From the Pact of the Catacombs to the Amazon Synod

Around the time of Vatican II, a group of socialist bishops signed a secret manifesto called the Pact of the Catacombs. It received its name from having been signed at a church near the historic catacombs in Rome. In my book The Political Pope, I argue that the Pact of the Catacombs foreshadowed the pontificate of Jorge Bergoglio.

Consequently, I wasn’t surprised to learn that a collection of bishops and cardinals participating in the Pan-Amazon Synod met to “renew” and commemorate the Pact of the Catacombs this past week.

These clerics had been planning the Pan-Amazon Synod for years. Indeed, most of the forty signatories of the Pact of the Catacombs were their predecessors from Latin America.

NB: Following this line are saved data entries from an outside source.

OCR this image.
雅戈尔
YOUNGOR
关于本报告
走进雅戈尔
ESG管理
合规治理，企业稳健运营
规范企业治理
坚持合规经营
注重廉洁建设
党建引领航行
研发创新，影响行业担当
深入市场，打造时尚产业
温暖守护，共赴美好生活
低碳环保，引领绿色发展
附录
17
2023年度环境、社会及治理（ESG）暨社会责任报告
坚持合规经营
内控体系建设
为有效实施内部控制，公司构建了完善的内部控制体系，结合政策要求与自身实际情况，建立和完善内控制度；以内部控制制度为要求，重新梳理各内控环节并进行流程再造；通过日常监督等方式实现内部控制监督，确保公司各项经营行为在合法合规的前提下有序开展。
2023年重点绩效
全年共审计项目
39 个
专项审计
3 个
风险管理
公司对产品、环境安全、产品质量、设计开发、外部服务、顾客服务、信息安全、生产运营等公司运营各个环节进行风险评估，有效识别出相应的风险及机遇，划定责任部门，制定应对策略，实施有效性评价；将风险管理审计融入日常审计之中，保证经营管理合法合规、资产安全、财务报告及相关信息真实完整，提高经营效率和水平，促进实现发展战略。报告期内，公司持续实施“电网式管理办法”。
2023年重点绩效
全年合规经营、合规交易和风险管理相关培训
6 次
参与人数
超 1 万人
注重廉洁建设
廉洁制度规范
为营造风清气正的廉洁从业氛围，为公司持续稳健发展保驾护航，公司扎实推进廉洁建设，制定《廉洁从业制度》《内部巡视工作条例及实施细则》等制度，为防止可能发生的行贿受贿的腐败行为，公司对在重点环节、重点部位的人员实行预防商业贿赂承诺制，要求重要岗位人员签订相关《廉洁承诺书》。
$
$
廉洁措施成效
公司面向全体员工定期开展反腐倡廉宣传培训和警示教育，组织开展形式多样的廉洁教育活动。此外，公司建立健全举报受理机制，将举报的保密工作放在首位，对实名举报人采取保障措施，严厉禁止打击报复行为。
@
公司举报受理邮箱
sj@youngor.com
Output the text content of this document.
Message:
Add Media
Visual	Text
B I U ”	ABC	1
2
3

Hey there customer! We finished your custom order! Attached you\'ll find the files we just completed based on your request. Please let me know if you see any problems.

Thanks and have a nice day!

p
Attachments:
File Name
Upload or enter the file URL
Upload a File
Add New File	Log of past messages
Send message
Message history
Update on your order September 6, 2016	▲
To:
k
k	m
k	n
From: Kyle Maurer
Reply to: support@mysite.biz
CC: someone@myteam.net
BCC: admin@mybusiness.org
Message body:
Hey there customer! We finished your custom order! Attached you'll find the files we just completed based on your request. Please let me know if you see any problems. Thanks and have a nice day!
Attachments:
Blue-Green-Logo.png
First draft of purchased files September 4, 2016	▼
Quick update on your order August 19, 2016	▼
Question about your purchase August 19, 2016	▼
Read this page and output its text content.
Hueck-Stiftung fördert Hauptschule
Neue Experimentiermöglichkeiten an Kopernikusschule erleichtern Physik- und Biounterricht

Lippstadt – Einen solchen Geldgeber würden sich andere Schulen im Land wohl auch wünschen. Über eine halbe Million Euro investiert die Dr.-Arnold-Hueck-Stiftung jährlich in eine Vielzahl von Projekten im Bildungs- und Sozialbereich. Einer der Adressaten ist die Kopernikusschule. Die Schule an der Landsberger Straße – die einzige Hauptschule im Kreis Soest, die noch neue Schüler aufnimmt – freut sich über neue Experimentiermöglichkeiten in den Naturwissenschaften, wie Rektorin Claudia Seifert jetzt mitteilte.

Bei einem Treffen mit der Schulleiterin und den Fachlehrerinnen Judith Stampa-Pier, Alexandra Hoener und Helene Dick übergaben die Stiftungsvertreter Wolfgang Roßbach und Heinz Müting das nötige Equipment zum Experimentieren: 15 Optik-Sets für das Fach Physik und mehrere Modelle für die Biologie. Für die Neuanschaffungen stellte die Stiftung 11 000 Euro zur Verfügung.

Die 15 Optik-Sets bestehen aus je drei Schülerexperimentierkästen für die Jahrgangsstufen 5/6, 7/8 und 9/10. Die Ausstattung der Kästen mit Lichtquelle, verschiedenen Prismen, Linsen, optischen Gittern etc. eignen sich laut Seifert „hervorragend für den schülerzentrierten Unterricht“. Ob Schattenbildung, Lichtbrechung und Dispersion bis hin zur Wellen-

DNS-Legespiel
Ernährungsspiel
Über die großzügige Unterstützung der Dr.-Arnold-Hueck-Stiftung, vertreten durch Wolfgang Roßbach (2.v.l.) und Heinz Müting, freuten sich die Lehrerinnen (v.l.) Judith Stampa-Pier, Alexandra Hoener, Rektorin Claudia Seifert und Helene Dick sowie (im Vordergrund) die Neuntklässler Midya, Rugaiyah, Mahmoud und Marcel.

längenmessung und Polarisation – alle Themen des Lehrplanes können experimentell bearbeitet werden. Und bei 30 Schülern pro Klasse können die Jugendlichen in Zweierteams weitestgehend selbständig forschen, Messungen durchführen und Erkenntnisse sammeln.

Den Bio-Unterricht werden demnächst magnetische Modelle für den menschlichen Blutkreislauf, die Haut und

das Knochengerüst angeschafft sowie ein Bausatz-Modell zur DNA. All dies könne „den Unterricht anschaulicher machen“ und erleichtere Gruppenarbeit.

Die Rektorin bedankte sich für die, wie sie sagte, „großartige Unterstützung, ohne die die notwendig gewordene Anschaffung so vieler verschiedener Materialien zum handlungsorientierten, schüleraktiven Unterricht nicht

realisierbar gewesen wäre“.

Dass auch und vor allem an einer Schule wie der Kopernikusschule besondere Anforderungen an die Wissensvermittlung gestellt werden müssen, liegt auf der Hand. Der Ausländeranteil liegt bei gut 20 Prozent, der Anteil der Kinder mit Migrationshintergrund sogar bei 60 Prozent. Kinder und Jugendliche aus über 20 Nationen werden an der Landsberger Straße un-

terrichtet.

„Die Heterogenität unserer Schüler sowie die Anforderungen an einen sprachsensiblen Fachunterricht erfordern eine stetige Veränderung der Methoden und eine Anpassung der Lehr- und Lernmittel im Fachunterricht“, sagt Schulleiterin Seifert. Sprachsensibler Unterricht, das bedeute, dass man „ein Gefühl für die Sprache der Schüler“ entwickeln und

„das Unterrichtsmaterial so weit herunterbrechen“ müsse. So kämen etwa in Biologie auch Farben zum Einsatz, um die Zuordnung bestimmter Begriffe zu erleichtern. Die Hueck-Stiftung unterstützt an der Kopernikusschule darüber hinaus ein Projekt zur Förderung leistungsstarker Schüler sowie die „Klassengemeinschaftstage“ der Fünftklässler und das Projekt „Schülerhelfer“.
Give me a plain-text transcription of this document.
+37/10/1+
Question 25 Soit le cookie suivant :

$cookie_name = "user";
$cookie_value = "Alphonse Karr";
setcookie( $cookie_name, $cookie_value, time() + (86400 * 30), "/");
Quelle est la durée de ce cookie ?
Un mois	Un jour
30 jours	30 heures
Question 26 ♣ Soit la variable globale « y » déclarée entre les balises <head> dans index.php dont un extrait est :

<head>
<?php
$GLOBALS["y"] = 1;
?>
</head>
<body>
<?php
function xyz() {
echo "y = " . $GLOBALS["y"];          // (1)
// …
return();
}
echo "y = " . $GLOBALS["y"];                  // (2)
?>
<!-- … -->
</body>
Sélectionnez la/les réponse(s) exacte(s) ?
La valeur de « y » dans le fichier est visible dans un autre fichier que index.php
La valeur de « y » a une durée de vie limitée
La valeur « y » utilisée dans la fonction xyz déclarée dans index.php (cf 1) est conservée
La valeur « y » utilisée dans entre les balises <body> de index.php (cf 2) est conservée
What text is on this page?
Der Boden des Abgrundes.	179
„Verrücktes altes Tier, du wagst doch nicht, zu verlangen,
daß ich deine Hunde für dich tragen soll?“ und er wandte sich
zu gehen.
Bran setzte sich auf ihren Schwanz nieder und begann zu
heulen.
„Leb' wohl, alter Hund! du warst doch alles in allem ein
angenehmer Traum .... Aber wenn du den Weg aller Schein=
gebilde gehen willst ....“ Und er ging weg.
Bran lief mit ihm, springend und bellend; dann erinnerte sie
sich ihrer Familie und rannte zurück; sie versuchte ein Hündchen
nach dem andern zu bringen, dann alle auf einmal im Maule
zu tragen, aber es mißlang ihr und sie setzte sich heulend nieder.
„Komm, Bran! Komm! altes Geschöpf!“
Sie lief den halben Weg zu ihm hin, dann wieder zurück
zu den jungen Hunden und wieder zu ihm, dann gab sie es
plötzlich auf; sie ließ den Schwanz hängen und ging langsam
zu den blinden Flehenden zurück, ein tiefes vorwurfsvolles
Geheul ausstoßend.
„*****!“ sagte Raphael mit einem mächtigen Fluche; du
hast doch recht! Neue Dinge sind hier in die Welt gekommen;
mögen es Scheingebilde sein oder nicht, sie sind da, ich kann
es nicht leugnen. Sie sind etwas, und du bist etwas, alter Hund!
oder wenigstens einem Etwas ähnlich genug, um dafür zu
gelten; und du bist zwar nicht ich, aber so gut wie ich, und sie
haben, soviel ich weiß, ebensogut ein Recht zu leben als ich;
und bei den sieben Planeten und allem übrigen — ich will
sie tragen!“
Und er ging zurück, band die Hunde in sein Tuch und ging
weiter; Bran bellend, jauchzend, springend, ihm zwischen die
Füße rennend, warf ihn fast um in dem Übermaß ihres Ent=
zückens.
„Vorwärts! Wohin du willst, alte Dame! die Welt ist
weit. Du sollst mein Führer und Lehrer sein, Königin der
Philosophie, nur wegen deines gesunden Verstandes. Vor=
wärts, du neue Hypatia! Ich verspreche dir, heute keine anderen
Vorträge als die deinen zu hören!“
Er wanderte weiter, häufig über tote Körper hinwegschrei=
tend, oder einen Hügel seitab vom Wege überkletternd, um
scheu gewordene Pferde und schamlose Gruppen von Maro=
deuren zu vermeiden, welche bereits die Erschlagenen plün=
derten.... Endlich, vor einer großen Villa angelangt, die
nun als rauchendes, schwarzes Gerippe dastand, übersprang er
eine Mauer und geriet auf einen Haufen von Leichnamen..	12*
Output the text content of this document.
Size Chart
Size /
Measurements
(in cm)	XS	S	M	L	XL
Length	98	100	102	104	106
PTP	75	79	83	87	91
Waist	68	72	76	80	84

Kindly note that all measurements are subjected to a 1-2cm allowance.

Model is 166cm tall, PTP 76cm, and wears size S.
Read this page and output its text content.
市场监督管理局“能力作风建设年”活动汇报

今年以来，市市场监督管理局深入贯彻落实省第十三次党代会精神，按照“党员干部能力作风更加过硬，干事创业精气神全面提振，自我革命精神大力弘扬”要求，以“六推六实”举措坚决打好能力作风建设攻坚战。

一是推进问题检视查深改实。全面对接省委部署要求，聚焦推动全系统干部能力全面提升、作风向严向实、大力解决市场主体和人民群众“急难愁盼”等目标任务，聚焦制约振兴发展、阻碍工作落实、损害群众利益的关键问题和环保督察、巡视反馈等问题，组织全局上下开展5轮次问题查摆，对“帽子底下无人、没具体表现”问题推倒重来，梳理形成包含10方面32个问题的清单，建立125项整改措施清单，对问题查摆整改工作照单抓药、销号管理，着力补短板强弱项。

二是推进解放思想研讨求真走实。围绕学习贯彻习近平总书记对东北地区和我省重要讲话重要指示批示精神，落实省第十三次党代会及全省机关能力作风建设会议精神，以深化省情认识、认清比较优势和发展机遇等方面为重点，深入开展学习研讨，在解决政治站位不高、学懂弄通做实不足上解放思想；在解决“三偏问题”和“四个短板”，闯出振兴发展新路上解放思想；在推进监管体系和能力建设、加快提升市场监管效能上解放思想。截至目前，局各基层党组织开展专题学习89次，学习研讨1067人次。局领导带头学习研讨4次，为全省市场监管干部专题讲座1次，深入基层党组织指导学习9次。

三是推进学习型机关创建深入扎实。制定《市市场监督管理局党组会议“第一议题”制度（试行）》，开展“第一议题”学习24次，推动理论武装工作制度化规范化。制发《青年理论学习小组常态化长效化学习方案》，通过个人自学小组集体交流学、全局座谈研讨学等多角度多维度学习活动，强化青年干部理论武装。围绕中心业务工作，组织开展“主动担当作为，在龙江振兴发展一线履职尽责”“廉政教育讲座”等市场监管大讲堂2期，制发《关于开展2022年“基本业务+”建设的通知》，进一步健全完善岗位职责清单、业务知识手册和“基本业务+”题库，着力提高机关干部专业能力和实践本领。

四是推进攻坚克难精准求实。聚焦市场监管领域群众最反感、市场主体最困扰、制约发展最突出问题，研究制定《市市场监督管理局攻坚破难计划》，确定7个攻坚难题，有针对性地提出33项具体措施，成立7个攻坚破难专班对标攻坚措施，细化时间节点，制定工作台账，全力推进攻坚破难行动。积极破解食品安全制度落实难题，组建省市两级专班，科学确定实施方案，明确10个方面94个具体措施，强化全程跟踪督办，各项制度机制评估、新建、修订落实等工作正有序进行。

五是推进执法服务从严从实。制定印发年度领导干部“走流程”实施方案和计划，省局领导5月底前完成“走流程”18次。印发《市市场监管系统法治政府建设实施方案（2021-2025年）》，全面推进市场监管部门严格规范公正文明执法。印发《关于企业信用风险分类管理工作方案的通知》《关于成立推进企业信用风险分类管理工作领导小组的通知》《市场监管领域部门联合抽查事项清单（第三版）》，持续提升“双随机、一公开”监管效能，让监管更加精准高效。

According to the text of the Pact of the Catacombs, the bishops pledged to politicize the Church for the sake of ushering in the “advent of another social order.” The pact read like something that a club of adolescent socialists might have cobbled together:

We will do our utmost so that those responsible for our government and for our public services make, and put into practice, laws, structures and social institutions required by justice and charity, equality and the harmonic and holistic development of all men and women, and by this means bring about the advent of another social order, worthy of the sons and daughters of mankind and of God.

“It had the odor of communism,” Brother Uwe Heisterhoff has explained to reporter David Gibson. It also had the odor, now ubiquitous at the synod, of UN-style, Brave New World totalitarianism. For how else could such an order be created without international government bodies squelching freedom?